Monday, July 9, 2012

Phlogiston, for theToastmasters

  
    This blog is from a speech given at Toastmasters on July 2, 2012.   It’s about a substance that never really was -- phlogiston!   What was it good for?  The phlogiston story illustrates how a wrong idea can lead to a useful concept. 
    Scientific knowledge begins with working hypotheses, tentative theories, that seem to fit what’s been observed.   Between 1650 and 1750 there were two theories of combustion or burning. The first working hypothesis was the phlogiston theory.  
    The phlogiston theory stated that all combustible substances contained an invisible,  odorless, weightless material called phlogiston.  During burning, the phlogiston was released. (Picture the phlogiston like a flame.) After combustion, a dephlogisticated substance remained. For instance, when magnesium burned it released the phlogiston it contained to the air and left a  dephlogisticated substance, magnesium’s true nature, called the calx.  Air could hold only so much phlogiston, which explained why a burning candle extinguished in a closed jar. 

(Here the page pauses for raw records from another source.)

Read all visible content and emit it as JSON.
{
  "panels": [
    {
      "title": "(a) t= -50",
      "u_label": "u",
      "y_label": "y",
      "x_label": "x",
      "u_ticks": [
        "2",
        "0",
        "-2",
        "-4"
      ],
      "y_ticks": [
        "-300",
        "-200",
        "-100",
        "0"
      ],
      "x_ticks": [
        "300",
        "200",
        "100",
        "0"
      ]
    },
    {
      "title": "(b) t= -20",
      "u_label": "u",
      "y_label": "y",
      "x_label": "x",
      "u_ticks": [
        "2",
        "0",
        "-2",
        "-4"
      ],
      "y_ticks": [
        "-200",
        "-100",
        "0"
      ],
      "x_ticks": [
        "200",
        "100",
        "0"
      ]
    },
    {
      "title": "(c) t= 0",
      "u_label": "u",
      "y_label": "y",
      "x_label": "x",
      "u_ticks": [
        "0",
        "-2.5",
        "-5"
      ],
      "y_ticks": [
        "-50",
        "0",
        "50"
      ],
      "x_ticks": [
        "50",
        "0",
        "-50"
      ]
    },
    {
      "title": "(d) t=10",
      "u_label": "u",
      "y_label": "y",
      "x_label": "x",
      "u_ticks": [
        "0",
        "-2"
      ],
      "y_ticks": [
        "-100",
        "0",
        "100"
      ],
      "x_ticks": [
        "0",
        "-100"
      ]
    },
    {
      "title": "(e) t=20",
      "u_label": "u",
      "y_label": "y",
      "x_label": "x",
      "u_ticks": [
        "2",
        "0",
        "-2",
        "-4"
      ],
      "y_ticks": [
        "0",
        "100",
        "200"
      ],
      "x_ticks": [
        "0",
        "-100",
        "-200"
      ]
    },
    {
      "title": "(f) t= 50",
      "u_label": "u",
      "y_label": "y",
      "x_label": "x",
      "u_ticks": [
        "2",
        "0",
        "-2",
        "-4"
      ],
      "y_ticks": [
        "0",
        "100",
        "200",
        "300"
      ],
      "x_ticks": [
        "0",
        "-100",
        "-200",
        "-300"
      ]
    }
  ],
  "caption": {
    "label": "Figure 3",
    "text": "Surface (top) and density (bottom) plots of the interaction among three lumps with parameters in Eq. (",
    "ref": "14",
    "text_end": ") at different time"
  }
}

    It was also noted that a mouse died if left in a closed jar. Rather than attribute the mouse’s death to the loss of its Life Force, the phlogistians understood that the role of air in respiration was to remove phlogiston from the body.  More importantly, the phlogistians realized that  apparently different phenomena, the process of combustion and the  respiration of living organisms, were fundamentally similar because both involved the release of phlogiston. 
    Joseph Priestley, minister and chemist, was a staunch supporter of the phlogiston theory. As a minister, Priestley helped to found Unitarianism in England.   As a chemist, Priestley discovered a gas that kept a candle burning or a mouse alive longer than ordinary air.  He named his new gas dephlogisticated air because it could suck up more phlogiston than ordinary air.
      The Antiphlogiston theory, the oxygen theory, was the inverse of the phlogiston theory.  Instead of phlogiston leaving a burning substance, the oxygen theory stated that a substance in the air, oxygen, combined with the burning substance to form a third substance. In the above example magnesium would combine with oxygen to form magnesium oxide, formerly seen as the calx. Another example, when the carbon in fossil fuels burns, it combines with oxygen to form carbon dioxide. 
    Don’t both the phlogiston theory and the oxygen theory seem plausible?  Maybe the phlogiston theory even more so because it doesn’t postulate a third substance, the oxide.  
    The phlogiston theory had its problems from the get-go.  For instance, the calx left after magnesium burned weighed more than the original magnesium.  Priestley, who was a better minister than chemist, was the last phlogiston holdout against the Antiphlogistians.
     Then other chemists like Lomonosov and Lavoisier started weighing compounds and gases in closed vessels before and after combustion.  Something wasn’t right;  phlogiston had a negative mass.  Of course, something that weighs less than nothing can’t exist. Thus ended the hundred-year reign of the phlogiston theory. The Antiplogistians, the oxygen guys, triumphed.  Priestly, ironically, is credited with the discovery of oxygen, the modern name for dephlogisticated air. 
    In the 21st century, some of us follow Priestley’s religion, but nobody believes in phlogiston anymore.  However, the phlogiston theory, although wrong, produced the very important scientific insight I alluded to earlier:  that is, combustion and respiration in living organisms were the same process. We now see both as processes combining a substance with oxygen.  The idea that respiration in our bodies is not due to a mystic Life Force – it’s just chemistry – paved the way to modern medicine and pharmacy.